Member of the Andhra Pradesh Legislative Assembly
- Incumbent
- Assumed office June 2024
- Preceded by: M. S. Babu
- Constituency: Puthalapattu

Personal details
- Party: Telugu Desam Party
- Profession: Politician

= Kalikiri Murali Mohan =

Indian politician from Andhra Pradesh

Kalikiri Murali Mohan (born 1974) is an Indian politician from Andhra Pradesh. He is an MLA from Puthalapattu Assembly constituency in Chittoor district. He represents Telugu Desam Party.
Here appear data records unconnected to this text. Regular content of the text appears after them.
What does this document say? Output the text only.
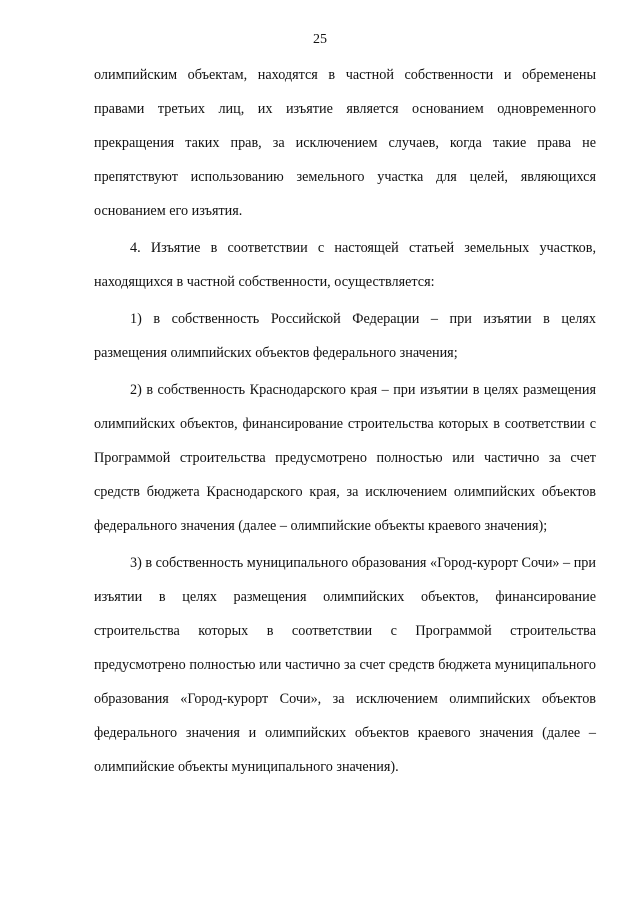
25

олимпийским объектам, находятся в частной собственности и обременены правами третьих лиц, их изъятие является основанием одновременного прекращения таких прав, за исключением случаев, когда такие права не препятствуют использованию земельного участка для целей, являющихся основанием его изъятия.

4. Изъятие в соответствии с настоящей статьей земельных участков, находящихся в частной собственности, осуществляется:

1) в собственность Российской Федерации – при изъятии в целях размещения олимпийских объектов федерального значения;

2) в собственность Краснодарского края – при изъятии в целях размещения олимпийских объектов, финансирование строительства которых в соответствии с Программой строительства предусмотрено полностью или частично за счет средств бюджета Краснодарского края, за исключением олимпийских объектов федерального значения (далее – олимпийские объекты краевого значения);

3) в собственность муниципального образования «Город-курорт Сочи» – при изъятии в целях размещения олимпийских объектов, финансирование строительства которых в соответствии с Программой строительства предусмотрено полностью или частично за счет средств бюджета муниципального образования «Город-курорт Сочи», за исключением олимпийских объектов федерального значения и олимпийских объектов краевого значения (далее – олимпийские объекты муниципального значения).
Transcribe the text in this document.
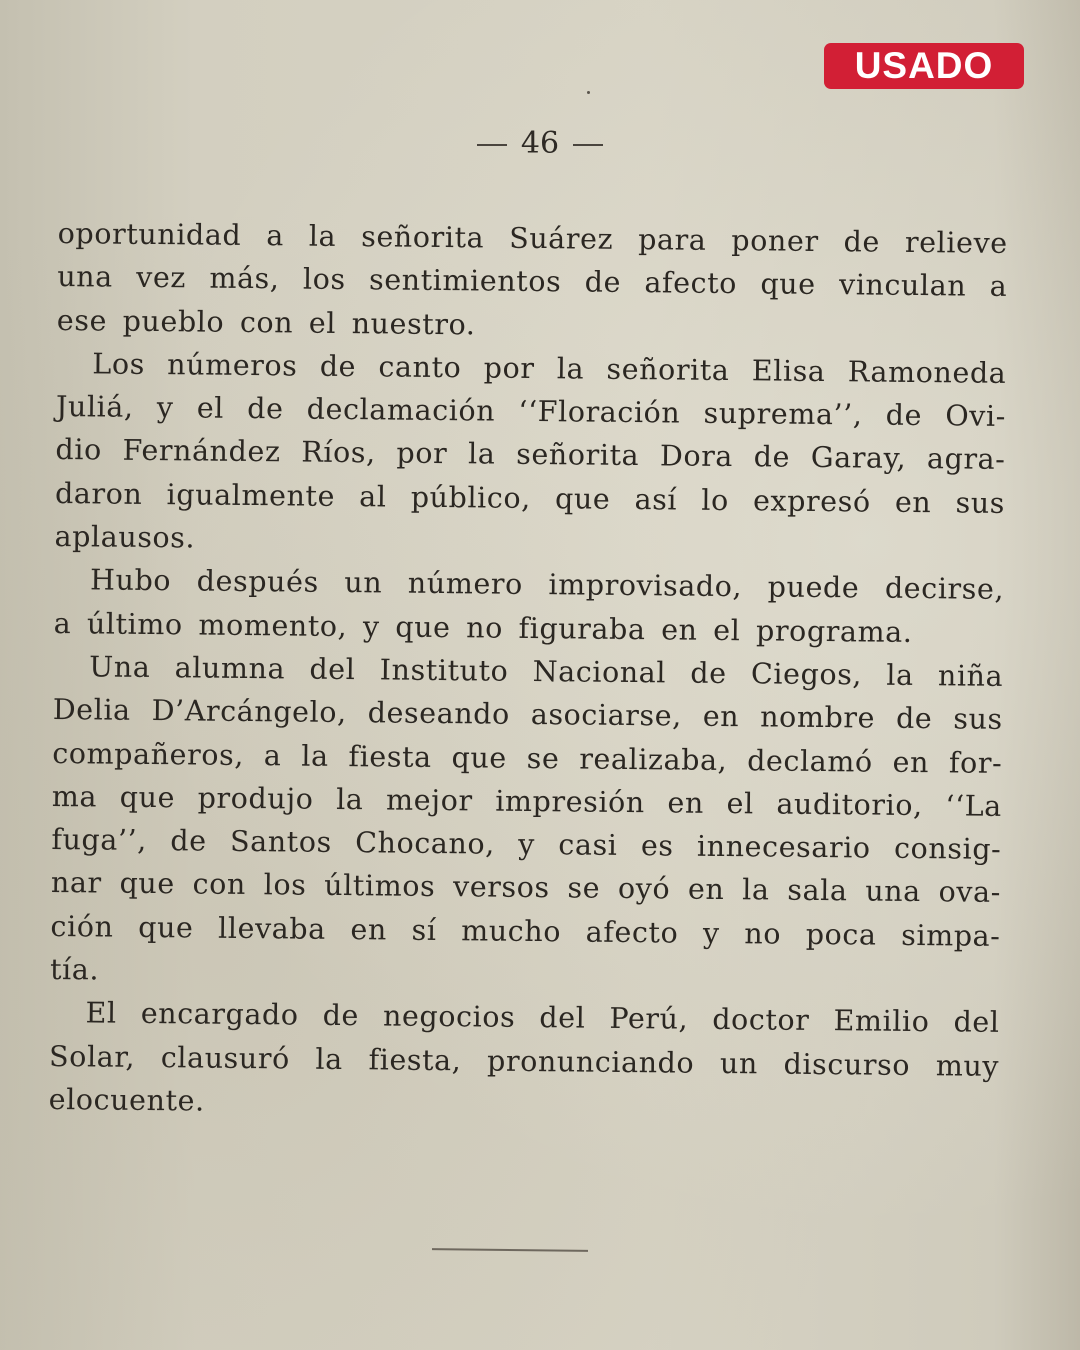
USADO
46
oportunidad a la señorita Suárez para poner de relieve
una vez más, los sentimientos de afecto que vinculan a
ese pueblo con el nuestro.
Los números de canto por la señorita Elisa Ramoneda
Juliá, y el de declamación ‘‘Floración suprema’’, de Ovi-
dio Fernández Ríos, por la señorita Dora de Garay, agra-
daron igualmente al público, que así lo expresó en sus
aplausos.
Hubo después un número improvisado, puede decirse,
a último momento, y que no figuraba en el programa.
Una alumna del Instituto Nacional de Ciegos, la niña
Delia D’Arcángelo, deseando asociarse, en nombre de sus
compañeros, a la fiesta que se realizaba, declamó en for-
ma que produjo la mejor impresión en el auditorio, ‘‘La
fuga’’, de Santos Chocano, y casi es innecesario consig-
nar que con los últimos versos se oyó en la sala una ova-
ción que llevaba en sí mucho afecto y no poca simpa-
tía.
El encargado de negocios del Perú, doctor Emilio del
Solar, clausuró la fiesta, pronunciando un discurso muy
elocuente.
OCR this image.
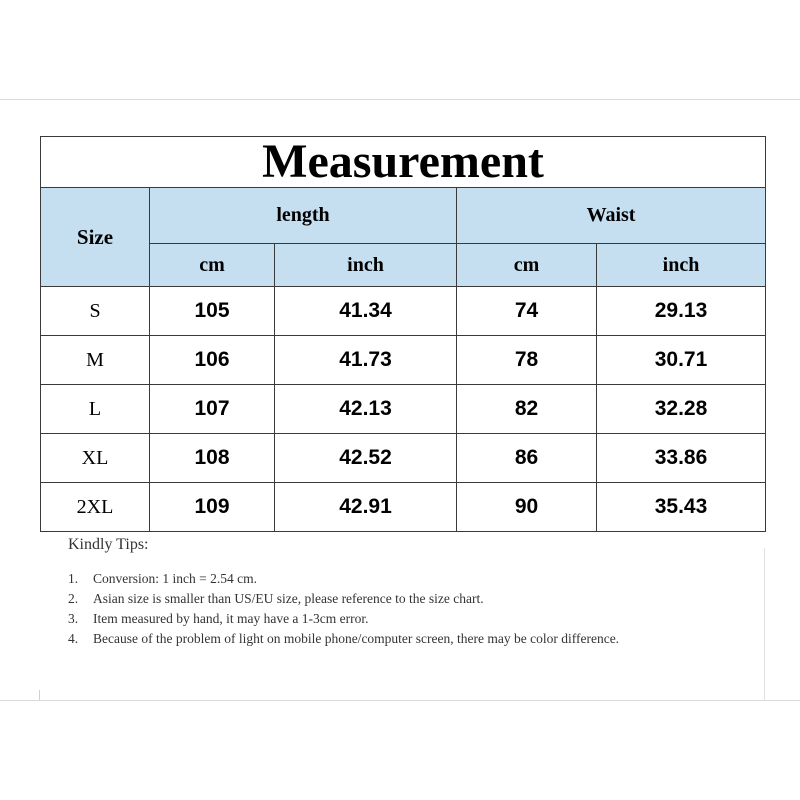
Measurement				
Size	length		Waist	
	cm	inch	cm	inch
S	105	41.34	74	29.13
M	106	41.73	78	30.71
L	107	42.13	82	32.28
XL	108	42.52	86	33.86
2XL	109	42.91	90	35.43
Kindly Tips:
1. Conversion: 1 inch = 2.54 cm.
2. Asian size is smaller than US/EU size, please reference to the size chart.
3. Item measured by hand, it may have a 1-3cm error.
4. Because of the problem of light on mobile phone/computer screen, there may be color difference.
He won the 2024 Andhra Pradesh Legislative Assembly election where TDP had an alliance with BJP and JSP.

== Early life and education ==
Mohan is from Puthalapattu, Chittoor. His father's name is Kalikiri Annaiah. He is a postgraduate in commerce and also completed his PhD. from Sri Venkateswara University, Tirupati in 2013. He started his career as a journalist with Andhra Bhoomi and worked for a long time with HMTV. He also worked for other newspapers and channels. He is a member of the Tirupati Press Club and also served as an office bearer of Andhra Pradesh Union of Working Journalists.

== Career ==
Mohan won the 2024 Andhra Pradesh Legislative Assembly election from Puthalapattu Assembly constituency representing Telugu Desam Party. He polled votes and defeated M. Sunil Kumar of YSR Congress Party by 15,634 votes.